An aircraft's heading is the direction that the aircraft's nose is pointing.
It is referenced by using either the magnetic compass or heading indicator, two instruments that most aircraft have as standard. Using standard instrumentation, it is in reference to the local magnetic north direction. True heading is in relation to the lines of meridian (north–south lines). The units are degrees from north in a clockwise direction. North is 0°, east is 90°, south is 180°, and west is 270°.
Note that, due to wind forces, the direction of movement of the aircraft, or track, is not the same as the heading. The nose of the aircraft may be pointing due west, for example, but a strong northerly wind will change its track south of west. The angle between heading and track is known as the drift angle. Crab angle is the amount of correction an aircraft must be turned into the wind in order to maintain the desired course. It is equal in magnitude but opposite in direction to the drift angle.

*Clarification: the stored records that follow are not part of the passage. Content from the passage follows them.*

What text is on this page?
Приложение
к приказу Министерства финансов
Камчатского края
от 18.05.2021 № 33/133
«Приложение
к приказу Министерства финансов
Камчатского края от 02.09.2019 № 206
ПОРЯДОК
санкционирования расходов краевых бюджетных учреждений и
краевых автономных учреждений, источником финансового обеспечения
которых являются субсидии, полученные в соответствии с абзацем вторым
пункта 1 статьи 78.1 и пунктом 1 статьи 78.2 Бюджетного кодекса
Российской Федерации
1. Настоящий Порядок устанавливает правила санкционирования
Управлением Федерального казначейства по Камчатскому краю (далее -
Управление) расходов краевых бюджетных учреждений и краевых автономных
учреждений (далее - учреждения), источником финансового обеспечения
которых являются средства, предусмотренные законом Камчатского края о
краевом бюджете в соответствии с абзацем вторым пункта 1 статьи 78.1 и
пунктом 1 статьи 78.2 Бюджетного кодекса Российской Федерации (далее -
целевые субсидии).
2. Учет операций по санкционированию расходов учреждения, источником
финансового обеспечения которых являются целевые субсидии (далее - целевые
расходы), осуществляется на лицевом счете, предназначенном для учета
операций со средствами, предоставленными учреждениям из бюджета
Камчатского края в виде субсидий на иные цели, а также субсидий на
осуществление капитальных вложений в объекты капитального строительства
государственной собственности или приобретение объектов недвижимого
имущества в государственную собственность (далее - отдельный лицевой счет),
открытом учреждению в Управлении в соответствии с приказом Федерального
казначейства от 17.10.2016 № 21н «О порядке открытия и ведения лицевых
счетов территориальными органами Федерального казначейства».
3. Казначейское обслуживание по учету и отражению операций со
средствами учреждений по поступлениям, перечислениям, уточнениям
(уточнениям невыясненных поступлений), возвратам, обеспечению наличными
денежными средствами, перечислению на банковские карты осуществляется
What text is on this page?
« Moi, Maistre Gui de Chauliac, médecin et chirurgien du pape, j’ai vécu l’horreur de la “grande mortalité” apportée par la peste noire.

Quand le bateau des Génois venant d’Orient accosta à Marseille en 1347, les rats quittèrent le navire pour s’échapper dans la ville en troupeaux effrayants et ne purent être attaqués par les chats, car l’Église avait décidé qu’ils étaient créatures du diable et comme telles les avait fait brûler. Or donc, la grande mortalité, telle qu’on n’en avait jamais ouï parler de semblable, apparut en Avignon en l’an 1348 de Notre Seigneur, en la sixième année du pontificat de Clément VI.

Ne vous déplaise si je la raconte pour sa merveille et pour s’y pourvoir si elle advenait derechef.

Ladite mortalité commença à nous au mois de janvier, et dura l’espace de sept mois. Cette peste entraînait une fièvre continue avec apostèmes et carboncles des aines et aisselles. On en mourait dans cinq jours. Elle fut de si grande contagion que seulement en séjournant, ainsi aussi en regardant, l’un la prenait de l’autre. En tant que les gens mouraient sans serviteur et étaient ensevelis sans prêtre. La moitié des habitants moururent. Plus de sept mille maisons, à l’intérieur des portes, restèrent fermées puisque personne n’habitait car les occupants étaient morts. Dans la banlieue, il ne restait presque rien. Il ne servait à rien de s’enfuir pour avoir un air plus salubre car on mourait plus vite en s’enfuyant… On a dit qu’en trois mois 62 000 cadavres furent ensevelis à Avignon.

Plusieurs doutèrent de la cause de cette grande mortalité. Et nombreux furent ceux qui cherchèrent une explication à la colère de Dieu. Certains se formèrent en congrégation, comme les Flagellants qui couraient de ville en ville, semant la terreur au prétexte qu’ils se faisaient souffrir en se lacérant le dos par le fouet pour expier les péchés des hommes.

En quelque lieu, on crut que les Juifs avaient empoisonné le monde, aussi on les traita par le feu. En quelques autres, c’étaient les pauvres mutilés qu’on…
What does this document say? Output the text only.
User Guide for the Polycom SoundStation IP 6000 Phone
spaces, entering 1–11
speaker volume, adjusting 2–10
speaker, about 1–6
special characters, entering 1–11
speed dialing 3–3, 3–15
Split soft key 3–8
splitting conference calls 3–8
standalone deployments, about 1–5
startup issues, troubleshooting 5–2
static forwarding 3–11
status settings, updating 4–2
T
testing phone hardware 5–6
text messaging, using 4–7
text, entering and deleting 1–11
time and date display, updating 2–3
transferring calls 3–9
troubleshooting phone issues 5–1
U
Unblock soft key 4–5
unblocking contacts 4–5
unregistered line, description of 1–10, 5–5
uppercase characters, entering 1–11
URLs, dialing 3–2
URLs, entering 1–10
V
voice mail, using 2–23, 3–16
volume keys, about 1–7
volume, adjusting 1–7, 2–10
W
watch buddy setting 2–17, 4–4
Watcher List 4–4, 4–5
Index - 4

An aircraft can have instruments on board that show to the pilot the aircraft heading. The autopilot can be programmed to maintain either the aircraft heading or its course (when set in a proper mode and with correct navigational data inputs).
- The "heading and track" diagram above shows a magnetic declination to the east, as is commonly encountered in most of the Pacific Ocean, and a somewhat exaggerated (relative to most real-life examples) deviation (of about 10°). By conventional degaussing, deviation could usually be kept below 10°, and fluxgate compasses can be degaussed to close to 0°.
- The possible influences of wind and current are maximized by presupposing a very slow boat in heavy wind and current.
- To increase readability of the diagram, all possible influences were given as positive values, e.g. variation to the east, positive deviation, wind and current from port side. The principle is the same regardless of the sign/direction of any of the components.